In a press release published on June 25, the Alexandria, Va.-based American Medical Group Association (AMGA), which represents more than 175,000 U.S. physicians, through their medical group organizations, expressed support for legislation introduced on Tuesday that would eliminate co-pay requirements for Medicare patients receiving chronic care management services.

“AMGA encourages Congress to swiftly pass legislation introduced yesterday to eliminate beneficiary cost-sharing requirements for chronic care management (CCM) services,” the press release began. “AMGA applauds the work of Rep. Suzan DelBene (D-WA), who drafted the legislation to improve a tool which our members can use to support the care management services that are a key aspect of treating chronic illnesses.”

The press release quoted AMGA president and CEO Jerry Penso, M.D., as saying that “Medicare beneficiaries with chronic diseases face so many challenges. While it may not seem like much, removing the cost-sharing requirements for these services will allow patients to focus on their treatments and care without worrying about their out-of-pocket expenses,” Dr. Penso said.

The press release noted that, “In 2015, the Centers for Medicare & Medicaid Services began paying for CCM under a separate code to reimburse providers for non-face-to-face care management in the Medicare Physician Fee Schedule. AMGA strongly supported the creation of the CCM code, which reimburses providers for services outside of an office visit to help individuals with two or more chronic conditions follow their medical care plan, practice preventive health care, and more effectively manage their health. The code covers services such as care management, medication management, and preventive health counseling, among others. AMGA members provided such care before the creation of the code, which was developed in recognition of the need to support the ability of providers to deliver such treatment.”

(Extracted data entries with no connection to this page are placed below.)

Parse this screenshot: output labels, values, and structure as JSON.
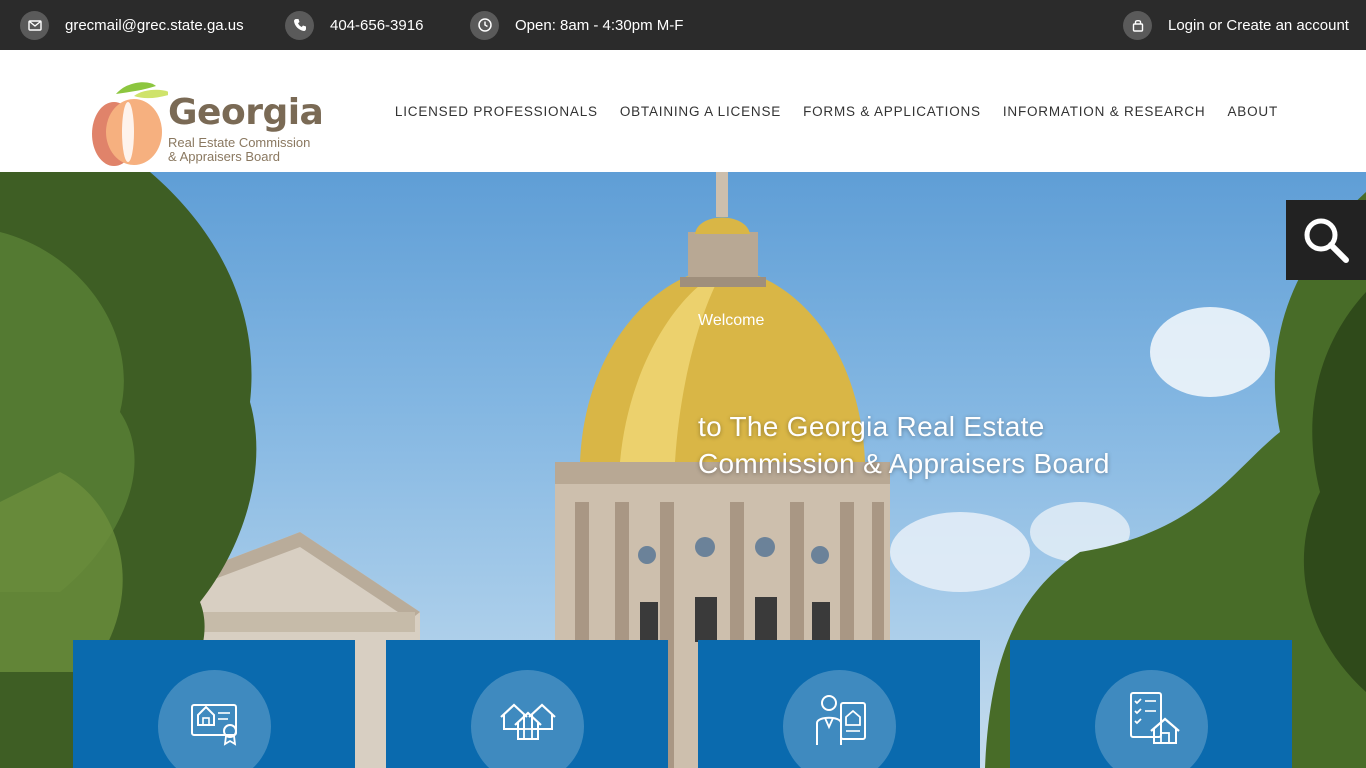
{
  "topbar": {
    "email": "grecmail@grec.state.ga.us",
    "phone": "404-656-3916",
    "hours": "Open: 8am - 4:30pm M-F",
    "login": "Login or Create an account",
    "icons": [
      "mail-icon",
      "phone-icon",
      "clock-icon",
      "lock-icon"
    ]
  },
  "logo": {
    "title": "Georgia",
    "line1": "Real Estate Commission",
    "line2": "& Appraisers Board"
  },
  "nav": {
    "items": [
      "LICENSED PROFESSIONALS",
      "OBTAINING A LICENSE",
      "FORMS & APPLICATIONS",
      "INFORMATION & RESEARCH",
      "ABOUT"
    ]
  },
  "hero": {
    "title": "Welcome",
    "subtitle": "to The Georgia Real Estate Commission & Appraisers Board"
  },
  "cards": {
    "icons": [
      "house-certificate-icon",
      "houses-icon",
      "agent-document-icon",
      "checklist-house-icon"
    ]
  },
  "colors": {
    "topbar": "#2b2b2b",
    "card": "#0a6aae",
    "search": "#222222"
  }
}
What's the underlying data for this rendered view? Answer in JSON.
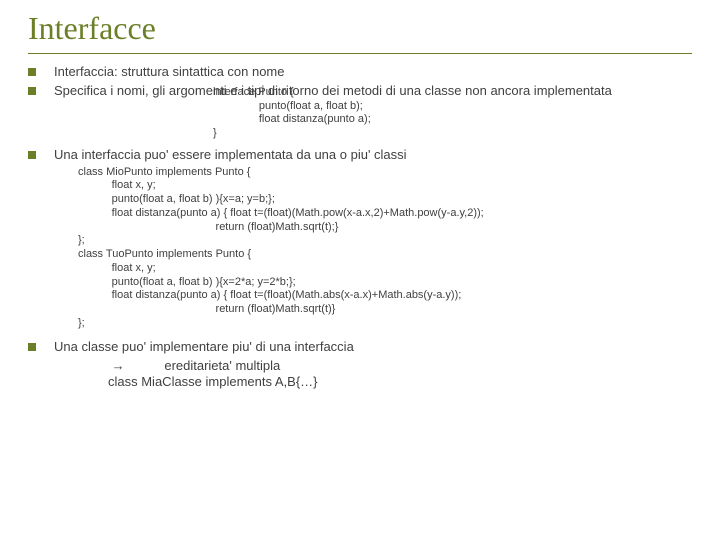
{
  "title": "Interfacce",
  "bullets": {
    "b1": "Interfaccia: struttura sintattica con nome",
    "b2": "Specifica i nomi, gli argomenti e i tipi di ritorno dei metodi di una classe non ancora implementata",
    "b3": "Una interfaccia puo' essere implementata da una o piu' classi",
    "b4": "Una classe puo' implementare piu' di una interfaccia"
  },
  "code": {
    "interface": "interface Punto {\n               punto(float a, float b);\n               float distanza(punto a);\n}",
    "classes": "class MioPunto implements Punto {\n           float x, y;\n           punto(float a, float b) ){x=a; y=b;};\n           float distanza(punto a) { float t=(float)(Math.pow(x-a.x,2)+Math.pow(y-a.y,2));\n                                             return (float)Math.sqrt(t);}\n};\nclass TuoPunto implements Punto {\n           float x, y;\n           punto(float a, float b) ){x=2*a; y=2*b;};\n           float distanza(punto a) { float t=(float)(Math.abs(x-a.x)+Math.abs(y-a.y));\n                                             return (float)Math.sqrt(t)}\n};",
    "multi": " →           ereditarieta' multipla\nclass MiaClasse implements A,B{…}"
  }
}
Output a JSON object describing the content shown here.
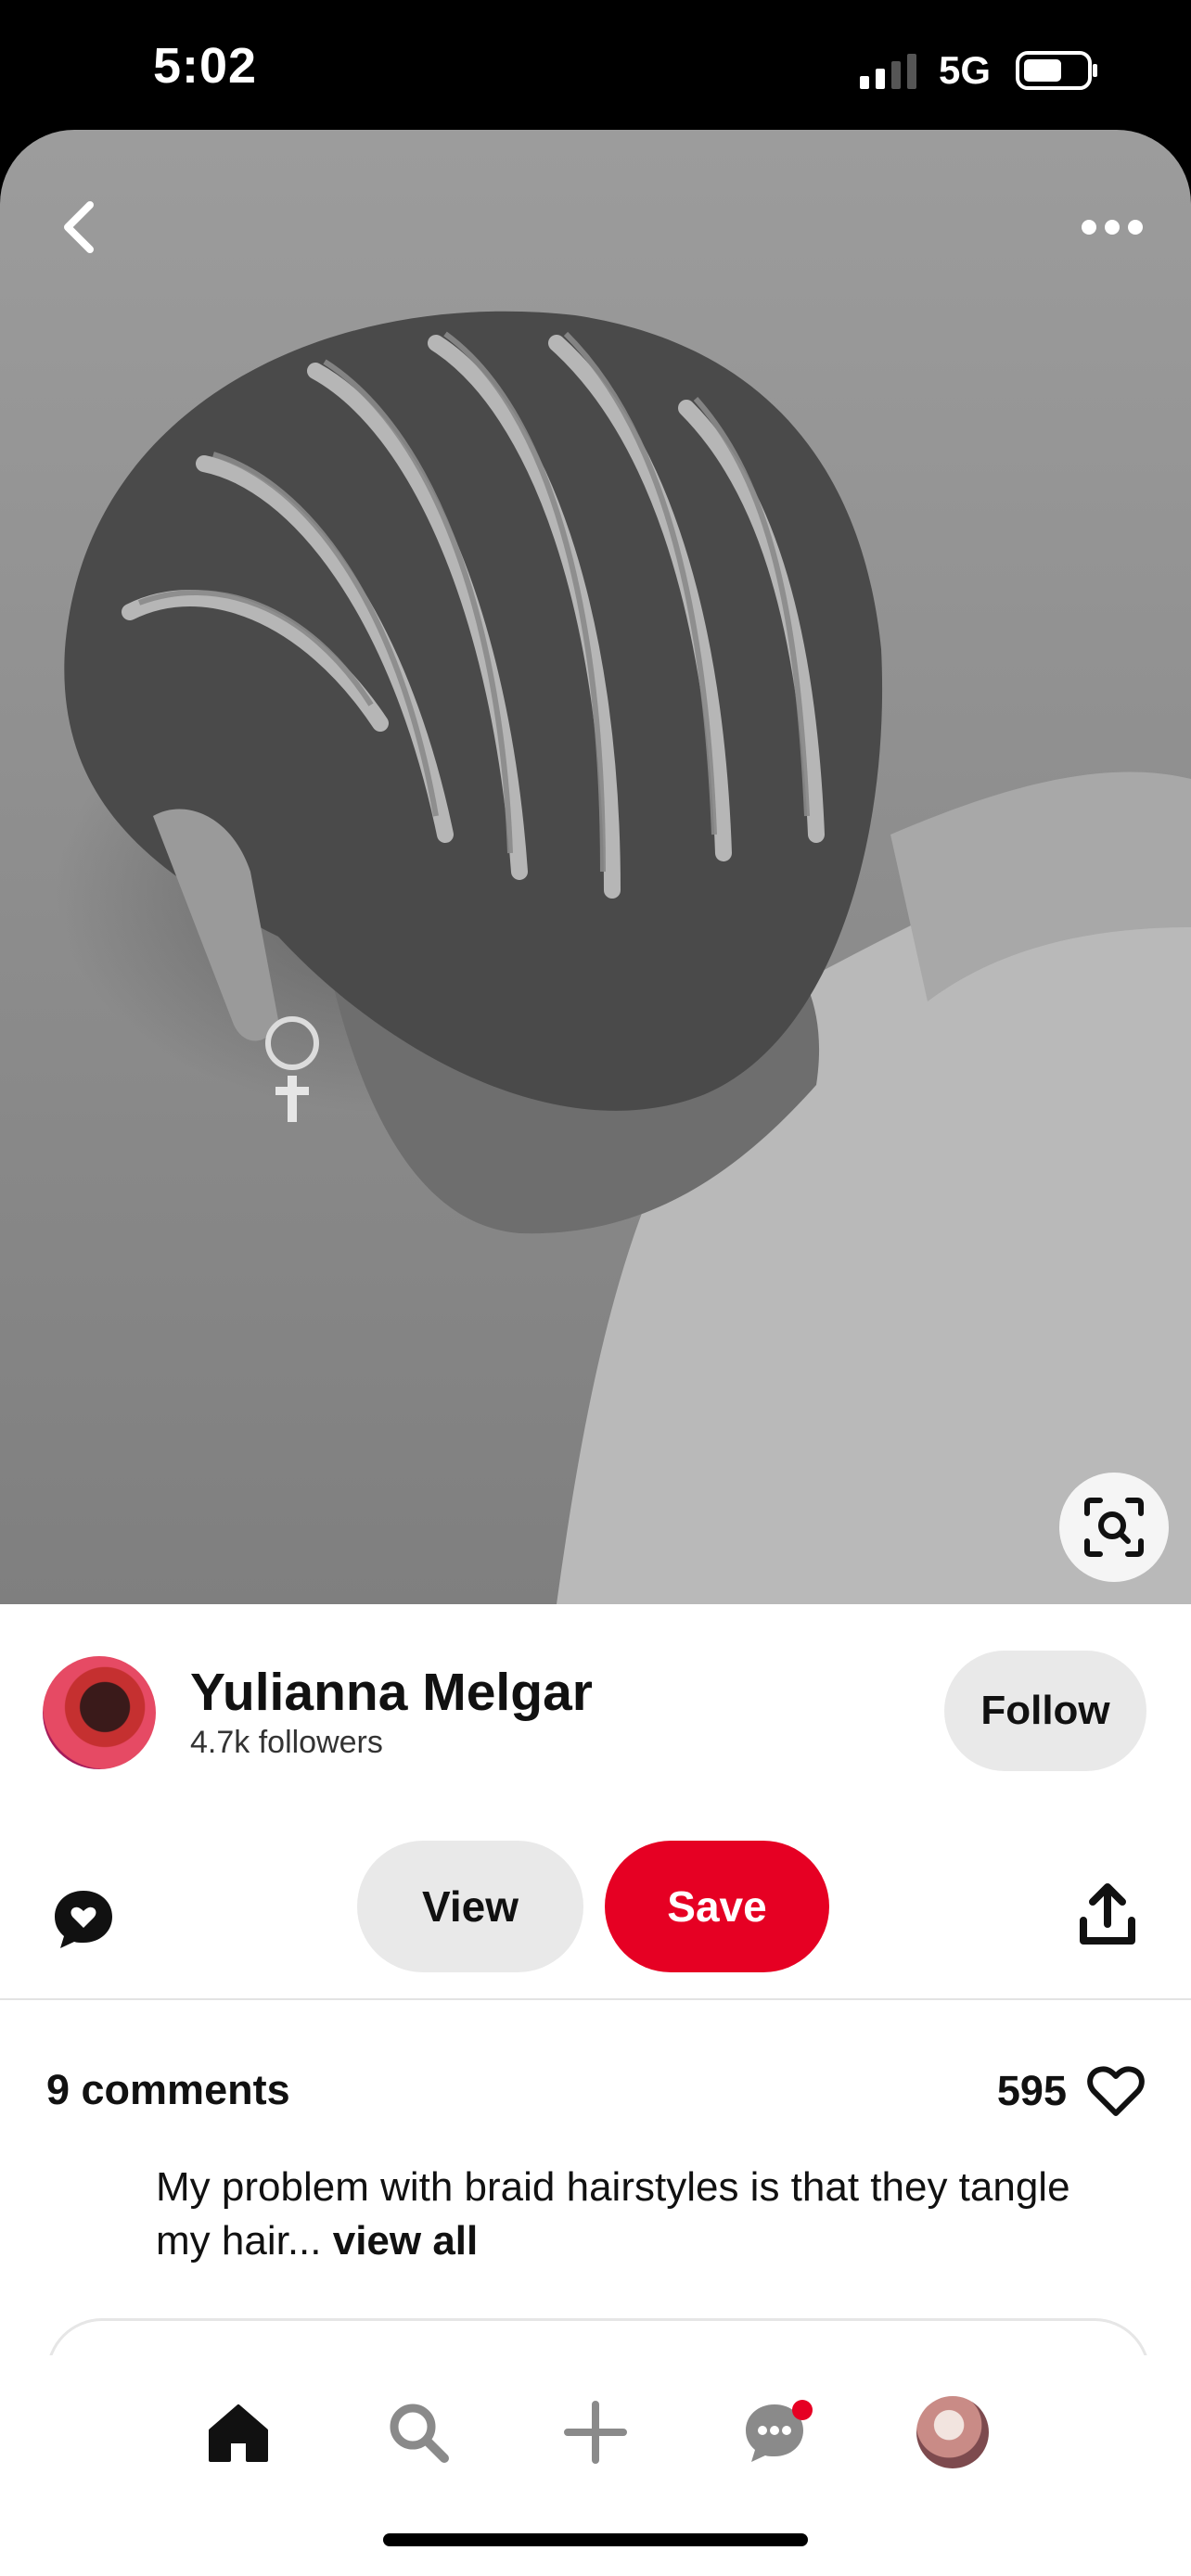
{
  "status_bar": {
    "time": "5:02",
    "network": "5G"
  },
  "pin": {
    "image_alt": "Black and white photo of person with short braided hair and cross earring",
    "icons": {
      "back": "chevron-left-icon",
      "more": "more-dots-icon",
      "visual_search": "visual-search-icon"
    }
  },
  "creator": {
    "name": "Yulianna Melgar",
    "followers": "4.7k followers",
    "follow_label": "Follow"
  },
  "actions": {
    "view_label": "View",
    "save_label": "Save",
    "comment_icon": "comment-heart-icon",
    "share_icon": "share-icon"
  },
  "comments": {
    "count_label": "9 comments",
    "likes": "595",
    "preview_text": "My problem with braid hairstyles is that they tangle my hair... ",
    "view_all_label": "view all"
  },
  "bottom_nav": {
    "items": [
      "home-icon",
      "search-icon",
      "plus-icon",
      "messages-icon",
      "profile-avatar"
    ],
    "active": "home"
  },
  "colors": {
    "accent": "#e60023",
    "button_gray": "#e9e9e9",
    "text": "#111111"
  }
}
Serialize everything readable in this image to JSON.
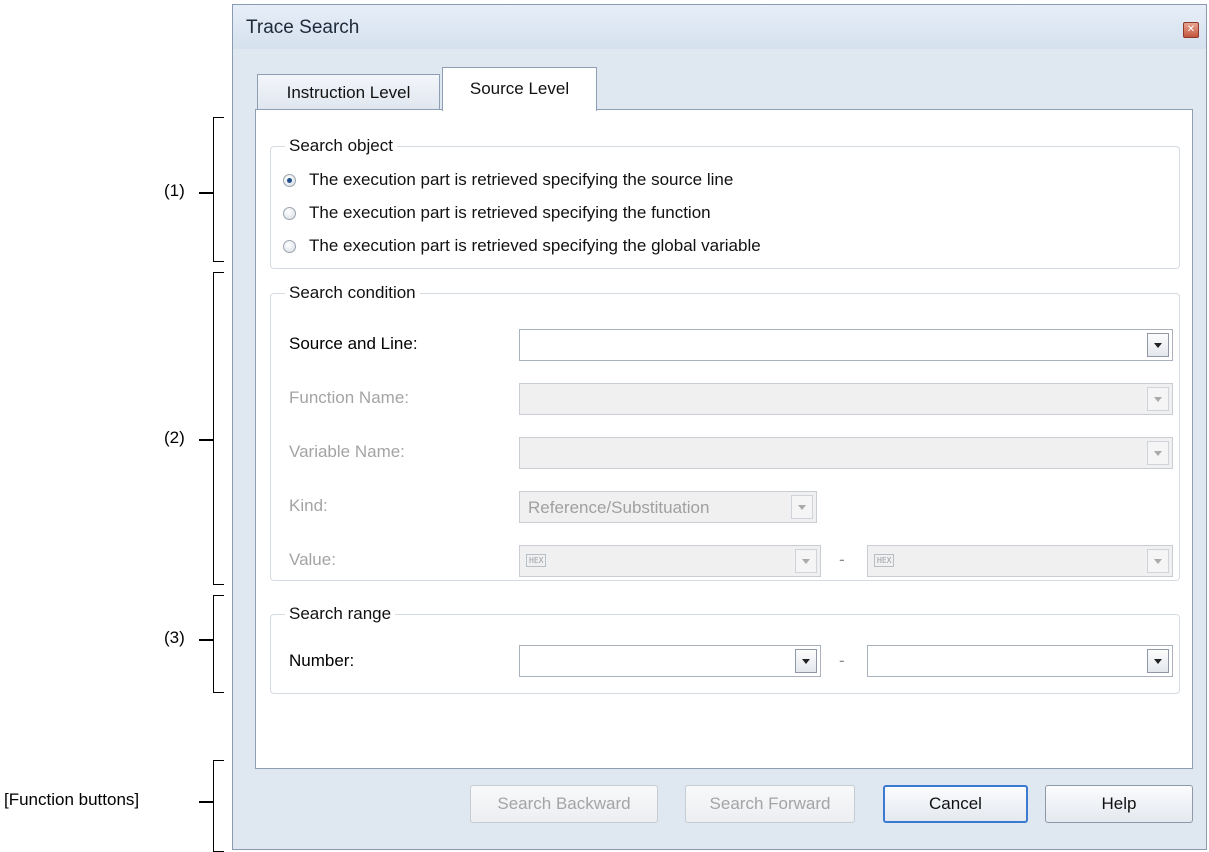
{
  "callouts": {
    "c1": "(1)",
    "c2": "(2)",
    "c3": "(3)",
    "c4": "[Function buttons]"
  },
  "window": {
    "title": "Trace Search",
    "close_icon": "close-icon"
  },
  "tabs": {
    "instruction": "Instruction Level",
    "source": "Source Level"
  },
  "search_object": {
    "legend": "Search object",
    "options": [
      {
        "label": "The execution part is retrieved specifying the source line",
        "checked": true
      },
      {
        "label": "The execution part is retrieved specifying the function",
        "checked": false
      },
      {
        "label": "The execution part is retrieved specifying the global variable",
        "checked": false
      }
    ]
  },
  "search_condition": {
    "legend": "Search condition",
    "source_and_line_label": "Source and Line:",
    "function_name_label": "Function Name:",
    "variable_name_label": "Variable Name:",
    "kind_label": "Kind:",
    "kind_value": "Reference/Substituation",
    "value_label": "Value:",
    "hex_badge": "HEX",
    "range_separator": "-"
  },
  "search_range": {
    "legend": "Search range",
    "number_label": "Number:",
    "range_separator": "-"
  },
  "buttons": {
    "search_backward": "Search Backward",
    "search_forward": "Search Forward",
    "cancel": "Cancel",
    "help": "Help"
  }
}
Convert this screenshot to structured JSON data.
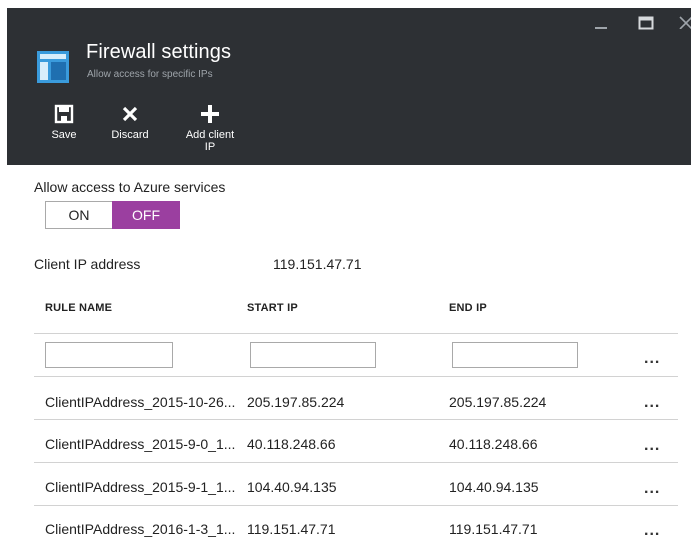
{
  "blade": {
    "title": "Firewall settings",
    "subtitle": "Allow access for specific IPs"
  },
  "window_controls": {
    "minimize_icon": "minimize-icon",
    "maximize_icon": "maximize-icon",
    "close_icon": "close-icon"
  },
  "commands": {
    "save_label": "Save",
    "discard_label": "Discard",
    "add_client_label_line1": "Add client",
    "add_client_label_line2": "IP"
  },
  "azure_access": {
    "label": "Allow access to Azure services",
    "on_label": "ON",
    "off_label": "OFF",
    "selected": "OFF"
  },
  "client_ip": {
    "label": "Client IP address",
    "value": "119.151.47.71"
  },
  "table": {
    "columns": [
      "RULE NAME",
      "START IP",
      "END IP"
    ],
    "new_rule": {
      "name": "",
      "start_ip": "",
      "end_ip": ""
    },
    "more_label": "...",
    "rows": [
      {
        "name": "ClientIPAddress_2015-10-26...",
        "start_ip": "205.197.85.224",
        "end_ip": "205.197.85.224"
      },
      {
        "name": "ClientIPAddress_2015-9-0_1...",
        "start_ip": "40.118.248.66",
        "end_ip": "40.118.248.66"
      },
      {
        "name": "ClientIPAddress_2015-9-1_1...",
        "start_ip": "104.40.94.135",
        "end_ip": "104.40.94.135"
      },
      {
        "name": "ClientIPAddress_2016-1-3_1...",
        "start_ip": "119.151.47.71",
        "end_ip": "119.151.47.71"
      }
    ]
  },
  "colors": {
    "header_bg": "#2d3034",
    "accent_purple": "#9b3fa0",
    "icon_blue": "#3a9bdc"
  }
}
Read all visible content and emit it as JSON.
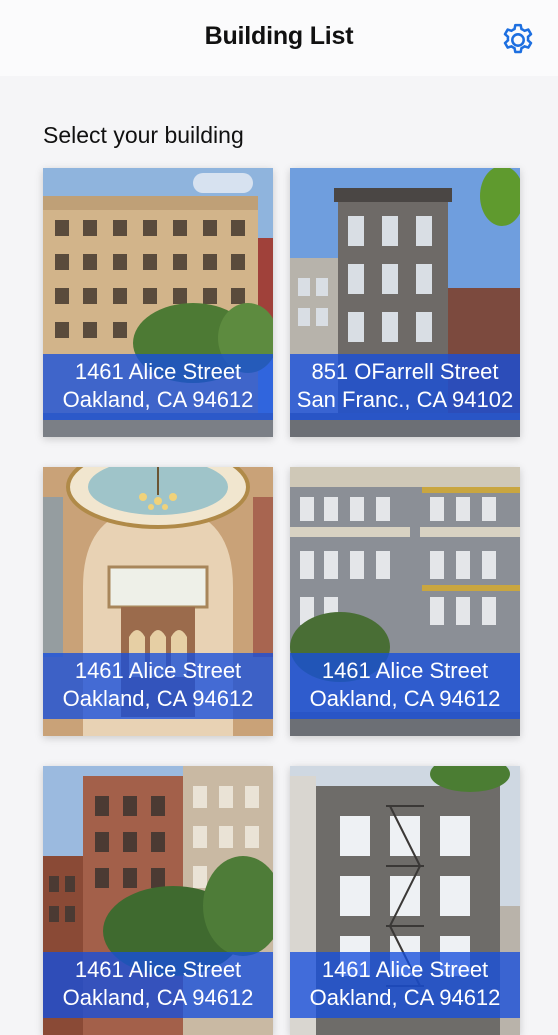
{
  "header": {
    "title": "Building List",
    "settings_icon": "gear-icon",
    "accent_color": "#1d6fe0"
  },
  "main": {
    "section_label": "Select your building",
    "buildings": [
      {
        "street": "1461 Alice Street",
        "city": "Oakland, CA 94612"
      },
      {
        "street": "851 OFarrell Street",
        "city": "San Franc., CA 94102"
      },
      {
        "street": "1461 Alice Street",
        "city": "Oakland, CA 94612"
      },
      {
        "street": "1461 Alice Street",
        "city": "Oakland, CA 94612"
      },
      {
        "street": "1461 Alice Street",
        "city": "Oakland, CA 94612"
      },
      {
        "street": "1461 Alice Street",
        "city": "Oakland, CA 94612"
      }
    ]
  }
}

The press release went on to note that, “Creating a separately billable code, however, resulted in new beneficiary cost-sharing obligations, which contribute to low utilization of the code. For example, only about 648,000 Medicare beneficiaries received CCM services during the first two years of the code’s availability. AMGA has recommended that Congress eliminate the cost-sharing requirement to help fulfil the code’s potential and remove an unintended barrier to its use. AMGA appreciates that Rep. DelBene recognized the need for reform and strongly endorses her legislation. Congress should enact this legislation as quickly as possible.”

“AMGA would like to thank Rep. Suzan DelBene for her leadership on this issue,” Penso added in his statement. “Her efforts to further this legislation demonstrate a commitment not only to patients with chronic disease, but the providers who are working to deliver the best possible care to them.” The association had sent a letter to Rep. DelBene (D-Wash.) on Monday, thanking her for her sponsorship of the legislation.